With companies constantly developing new therapies and technologies, the biotech industry is a hotbed of innovation. This dynamic environment often leads to mergers and acquisitions (M&A) as a vehicle for larger companies to acquire promising technologies and product candidates to bolster their development pipeline. However, changes in funding for the U.S. Food and Drug Administration (FDA) have the potential to affect new product development and significantly impact biotech M&A activity.

The Trump administration has signaled a reduction in government funding across many departments, including FDA and other government agencies, like the National Institutes of Health, that fund research and development activities. As discussed below, reductions and fluctuations in FDA funding can directly impact biotech M&A in several ways, making it more likely that biotechs will seek to combine with peers or be acquired by large pharma companies.

• Cash Runway Concerns: Funding and workforce reductions will stretch the FDA’s already limited resources. While the FDA’s processes for reviewing new drug products rely significantly on user fees paid by the company seeking approval, some processes, including facility inspections, rely to a certain extent on appropriated funds. FDA inspection processes have operated under backlogs in previous years because of pandemic-related delays and additional budget cuts could further hinder review processes.
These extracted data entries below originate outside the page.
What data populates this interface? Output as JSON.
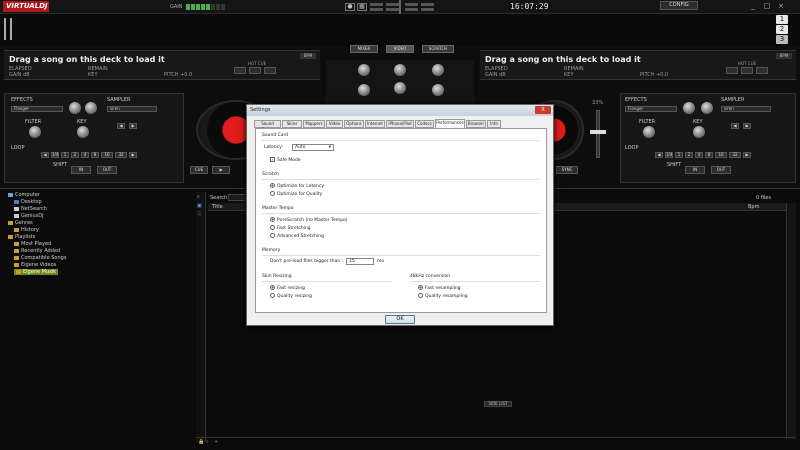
{
  "app": {
    "logo": "VIRTUALDJ",
    "clock": "16:07:29",
    "config": "CONFIG",
    "gain_label": "GAIN",
    "win_buttons": [
      "_",
      "□",
      "×"
    ],
    "deck_numbers": [
      "1",
      "2",
      "3"
    ]
  },
  "deck_left": {
    "message": "Drag a song on this deck to load it",
    "elapsed": "ELAPSED",
    "remain": "REMAIN",
    "gain": "GAIN dB",
    "key": "KEY",
    "pitch": "PITCH +0.0",
    "bpm": "BPM",
    "hot_cue": "HOT CUE",
    "effects": "EFFECTS",
    "effect_value": "Flanger",
    "sampler": "SAMPLER",
    "sampler_value": "siren",
    "filter": "FILTER",
    "key_label": "KEY",
    "loop": "LOOP",
    "shift": "SHIFT",
    "in": "IN",
    "out": "OUT",
    "cue": "CUE",
    "loop_values": [
      "1/4",
      "1",
      "2",
      "4",
      "8",
      "16",
      "32"
    ]
  },
  "deck_right": {
    "message": "Drag a song on this deck to load it",
    "elapsed": "ELAPSED",
    "remain": "REMAIN",
    "gain": "GAIN dB",
    "key": "KEY",
    "pitch": "PITCH +0.0",
    "bpm": "BPM",
    "hot_cue": "HOT CUE",
    "effects": "EFFECTS",
    "effect_value": "Flanger",
    "sampler": "SAMPLER",
    "sampler_value": "siren",
    "filter": "FILTER",
    "key_label": "KEY",
    "loop": "LOOP",
    "shift": "SHIFT",
    "in": "IN",
    "out": "OUT",
    "sync": "SYNC",
    "pitch_pct": "33%",
    "loop_values": [
      "1/4",
      "1",
      "2",
      "4",
      "8",
      "16",
      "32"
    ]
  },
  "mixer": {
    "tabs": [
      "MIXER",
      "VIDEO",
      "SCRATCH"
    ],
    "active_tab": "VIDEO"
  },
  "browser": {
    "search_label": "Search",
    "search_value": "",
    "file_count": "0 files",
    "columns": [
      "Title",
      "Bpm"
    ],
    "side_list": "SIDE LIST",
    "tree": [
      {
        "label": "Computer",
        "indent": 0,
        "icon": "computer-icon",
        "color": "#6aa0e8"
      },
      {
        "label": "Desktop",
        "indent": 1,
        "icon": "desktop-icon",
        "color": "#4a78c8"
      },
      {
        "label": "NetSearch",
        "indent": 1,
        "icon": "search-icon",
        "color": "#cfcfcf"
      },
      {
        "label": "GeniusDJ",
        "indent": 1,
        "icon": "genius-icon",
        "color": "#cfcfcf"
      },
      {
        "label": "Genres",
        "indent": 0,
        "icon": "folder-icon",
        "color": "#c8a030"
      },
      {
        "label": "History",
        "indent": 1,
        "icon": "folder-icon",
        "color": "#c8a030"
      },
      {
        "label": "Playlists",
        "indent": 0,
        "icon": "folder-icon",
        "color": "#c8a030"
      },
      {
        "label": "Most Played",
        "indent": 1,
        "icon": "playlist-icon",
        "color": "#c8a030"
      },
      {
        "label": "Recently Added",
        "indent": 1,
        "icon": "playlist-icon",
        "color": "#c8a030"
      },
      {
        "label": "Compatible Songs",
        "indent": 1,
        "icon": "playlist-icon",
        "color": "#c8a030"
      },
      {
        "label": "Eigene Videos",
        "indent": 1,
        "icon": "folder-icon",
        "color": "#c8a030"
      },
      {
        "label": "Eigene Musik",
        "indent": 1,
        "icon": "folder-icon",
        "color": "#c8a030",
        "selected": true
      }
    ]
  },
  "settings": {
    "title": "Settings",
    "close": "X",
    "tabs": [
      "Sound Setup",
      "Skins",
      "Mappers",
      "Video",
      "Options",
      "Internet",
      "iPhone/iPad",
      "Codecs",
      "Performances",
      "Browser",
      "Info"
    ],
    "active_tab": "Performances",
    "sound_card": {
      "title": "Sound Card",
      "latency_label": "Latency:",
      "latency_value": "Auto",
      "safe_mode": "Safe Mode",
      "safe_mode_checked": true
    },
    "scratch": {
      "title": "Scratch",
      "options": [
        "Optimize for Latency",
        "Optimize for Quality"
      ],
      "selected": 0
    },
    "master_tempo": {
      "title": "Master Tempo",
      "options": [
        "PureScratch (no Master Tempo)",
        "Fast Stretching",
        "Advanced Stretching"
      ],
      "selected": 0
    },
    "memory": {
      "title": "Memory",
      "label": "Don't pre-load files bigger than :",
      "value": "15",
      "unit": "mo"
    },
    "skin_resizing": {
      "title": "Skin Resizing",
      "options": [
        "Fast resizing",
        "Quality resizing"
      ],
      "selected": 0
    },
    "khz": {
      "title": "48kHz conversion",
      "options": [
        "Fast resampling",
        "Quality resampling"
      ],
      "selected": 0
    },
    "ok": "OK"
  },
  "colors": {
    "accent_red": "#e01c1c",
    "selected_green": "#6e8a1e",
    "gain_green": "#4db04d"
  }
}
  Reduced funds may make it more difficult for the FDA to conduct reinspections at facilities for product candidates whose sponsors received complete response letters for Chemistry Manufacturing and Controls-related issues or to clear warning letters at contract manufacturing sites. These delays in clearing necessary approval hurdles could cause financing overhangs for smaller biotech companies with capital intensive operations that are waiting for approval before launching commercialization.

  Some new products also may depend on multiple FDA components, such as drug products that will be marketed with a companion diagnostic, which results in additional points of vulnerability for delays and increased costs. Even if user-fee funding continues to be available at the FDA, reduced funding may hinder agency coordination and regulatory functions. M&A may increasingly become a financing solution for biotech companies facing funding challenges and FDA delays.

• Regulatory Uncertainty: Funding changes can affect how the FDA conducts its routine operations, including the resources available to address novel technologies. Decreased funding also may result in a loss of personnel with experience and expertise that can, in some cases, expedite regulatory decision-making. Similarly, even if the FDA continues to operate review processes pursuant to user-fee funding, the agency’s ability to hire additional talent to support new technologies, such as artificial intelligence, may be hindered by new executive orders that tie new hiring to other federal employee departures.

  Funding changes also may create additional uncertainty in the FDA’s capacity to implement existing and new regulatory requirements. For example, although currently subject to ongoing litigation, funding changes may impact the FDA’s ability to regulate laboratory-developed tests, which are sometimes used to support drug development or as companion diagnostics even after drug approval. Decreased funding that leads to government shutdowns also may hinder routine regulatory processes. All of these changes can cause delays and uncertainty in the regulatory process, which may impact the timing and valuation of M&A deals, as well as other strategic alternatives.

• Investor Confidence: How the FDA is funded and how efficiently it works can influence investor confidence in the biotech sector. If there are delays or uncertainty, investors may be more cautious about investing in biotech companies. This can affect company valuations and artificially skew the attractiveness of some companies and their technology for M&A partners.


• Strategic Alternatives: As biotech companies face funding problems or FDA delays, they may be more likely to seek a merger or acquisition to get the necessary capital from cash-rich or synergistic partners. Well-funded large pharma companies might see opportunities to acquire financially distressed companies at opportunistic values, and there may be increased interested in biotech companies from private equity firms that have a backlog of dry powder to deploy. Additionally, activist investors are expected to continue campaigning for financially stretched biotech companies to review strategic alternatives, including a sale of the company.

While it is easy to anticipate that funding cuts across government agencies will impact the work that gets done, there also will be indirect consequences that may be significant. The reduction of FDA funding and its profound impact on biotech companies, including on M&A activity within the industry, is just one example.